Такой способ письменного обозначения сам побуждал к тому, чтобы тексты распространялись сериями, – возможно, он даже был ближе к печати, нежели к письму. Усовершенствовавшись за века, приготовление текстов, так сказать, автоматизировалось. В центре храмовой кухни стоял длинный стол, на котором размещали ряд черных тарелок. На возвышении сидел жрец – некое подобие главного редактора – и выкрикивал отдельные буквы в том порядке, в каком они следовали друг за другом. У стен ждали жрецы-наборщики, каждый из них держал в руке поднос с нарезанными кусками мяса одного из морских животных. Когда наборщик слышал звук, который обозначал вкус его животного, он бегом устремлялся вдоль ряда тарелок и клал на каждую из них по одному кусочку. Главный редактор тут же выкрикивал новую букву, и к столу подбегал следующий жрец.
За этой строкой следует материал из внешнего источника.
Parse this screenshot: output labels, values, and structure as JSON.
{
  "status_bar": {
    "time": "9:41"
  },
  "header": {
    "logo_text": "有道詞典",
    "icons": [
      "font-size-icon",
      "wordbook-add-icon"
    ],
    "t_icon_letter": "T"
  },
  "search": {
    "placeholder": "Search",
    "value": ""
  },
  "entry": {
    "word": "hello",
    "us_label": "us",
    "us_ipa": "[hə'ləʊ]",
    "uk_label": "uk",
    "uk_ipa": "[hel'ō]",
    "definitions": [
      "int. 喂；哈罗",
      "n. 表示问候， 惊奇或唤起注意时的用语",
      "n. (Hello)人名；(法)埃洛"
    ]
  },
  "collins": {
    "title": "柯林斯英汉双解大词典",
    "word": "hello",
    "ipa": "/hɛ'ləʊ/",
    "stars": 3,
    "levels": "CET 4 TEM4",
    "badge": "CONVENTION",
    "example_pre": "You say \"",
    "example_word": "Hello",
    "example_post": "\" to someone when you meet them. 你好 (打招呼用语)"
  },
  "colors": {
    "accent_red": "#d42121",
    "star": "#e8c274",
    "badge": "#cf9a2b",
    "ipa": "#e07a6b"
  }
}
В конце стола жрецы поворачивались и возвращались вдоль другой его стороны на свои места. И так вкусовые книги выходили большими тиражами – жители империи словно бы компенсировали короткую жизнь текстов тем, что они появлялись в таком количестве копий, какое позже было достигнуто только после изобретения книгопечатания. В столице выходило даже некое подобие вкусовой газеты – газетчики по утрам разносили по улицам города тарелки со свежими новостями, набранными ночью в кухне храма и рассказывающими о жизни королевского двора, недавних событиях в загробном мире и о последних самых интересных чудесах и пророчествах.